Cette goutte s'emploie, paraît-il, à l'extérieur. De même que dans les Treize de Balzac, c'est en touchant les cheveux, qu'on détermine la démence ou que l'on empoisonne.
– bigre! Fit Durtal, j'ai bien peur qu'une larme de cette huile ne soit tombée sur le cerveau du pauvre Gévingey!
– ce qui est capiteux dans cette histoire, c'est moins la bizarrerie de ces pharmacopées diaboliques, que l'état d'âme de celui qui les invente et les manie. Songez que cela se passe à l'époque actuelle, à deux pas de nous, et que ce sont des prêtres qui ont inventé ces philtres inconnus aux sorcelleries du Moyen Age!
– des prêtres!
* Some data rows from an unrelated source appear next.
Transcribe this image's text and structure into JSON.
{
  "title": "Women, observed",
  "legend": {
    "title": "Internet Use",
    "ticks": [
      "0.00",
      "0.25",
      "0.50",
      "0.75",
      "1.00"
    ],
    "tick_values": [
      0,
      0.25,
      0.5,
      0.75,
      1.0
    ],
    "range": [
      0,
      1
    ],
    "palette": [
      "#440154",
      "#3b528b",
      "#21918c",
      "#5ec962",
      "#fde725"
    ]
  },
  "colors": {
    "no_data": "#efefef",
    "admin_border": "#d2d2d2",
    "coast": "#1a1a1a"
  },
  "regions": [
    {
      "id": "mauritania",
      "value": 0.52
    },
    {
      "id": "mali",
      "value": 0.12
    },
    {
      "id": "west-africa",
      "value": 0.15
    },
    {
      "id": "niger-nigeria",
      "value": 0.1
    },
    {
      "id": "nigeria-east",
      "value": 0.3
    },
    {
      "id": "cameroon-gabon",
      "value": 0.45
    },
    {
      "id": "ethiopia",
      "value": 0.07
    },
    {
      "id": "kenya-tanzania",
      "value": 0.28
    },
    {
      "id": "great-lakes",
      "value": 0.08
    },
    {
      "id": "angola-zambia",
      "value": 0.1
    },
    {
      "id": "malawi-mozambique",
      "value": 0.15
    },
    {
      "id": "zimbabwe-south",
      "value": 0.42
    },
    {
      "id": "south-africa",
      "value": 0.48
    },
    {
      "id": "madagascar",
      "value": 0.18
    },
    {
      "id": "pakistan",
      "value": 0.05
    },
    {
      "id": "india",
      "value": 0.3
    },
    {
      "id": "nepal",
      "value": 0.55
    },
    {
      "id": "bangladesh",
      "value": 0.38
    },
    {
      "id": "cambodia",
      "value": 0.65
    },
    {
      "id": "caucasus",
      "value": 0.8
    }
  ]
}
Non, un seul, et quel prêtre! Fit remarquer Carhaix.
– du tout, Gévingey est très précis, il affirme que d'autres en usent. L'envoûtement par le sang vénénifère des souris eut lieu, en 1879, à Châlons-sur-marne dans un cercle démoniaque dont le chanoine faisait, il est vrai, partie; en 1883, en Savoie, on prépara, dans un groupe d'abbés déchus, l'huile dont j'ai parlé. Comme vous le voyez, Docre n'est pas le seul qui pratique cette abominable science; des couvents la connaissent; quelques laïques même la soupçonnent.
– mais enfin, admettons que ces préparations soient réelles et soient actives; tout cela n'explique pas comment on maléficie avec elles de près ou de loin un homme.
– ça, c'est une autre affaire. On a le choix entre deux moyens, pour atteindre l'ennemi que l'on vise.
Le premier et le moins usité est celui-ci: le magicien se sert d'une voyante, d'une femme qui s'appelle, dans ce monde-là, " un esprit volant ", c'est une somnambule qui, mise en état d'hypnotisme, peut se rendre en esprit où l'on veut qu'elle aille. Il est dès lors possible de lui faire porter, à des centaines de lieues et à la personne qu'on lui désigne, les poisons magiques. Ceux qui sont atteints par cette voie, n'ont vu personne et ils deviennent fous ou meurent, sans même soupçonner le vénéfice. Mais outre que ces voyantes sont rares, elles sont dangereuses, car d'autres personnes peuvent aussi les fixer en état de catalepsie et leur extirper des aveux. Cela vous explique comment les gens tels que Docre ont recours au second moyen qui est plus sûr. Il consiste à évoquer, ainsi que dans le Spiritisme, l'esprit d'un mort et à l'envoyer frapper, avec le maléfice préparé, la victime. Le résultat est le même, mais le véhicule change.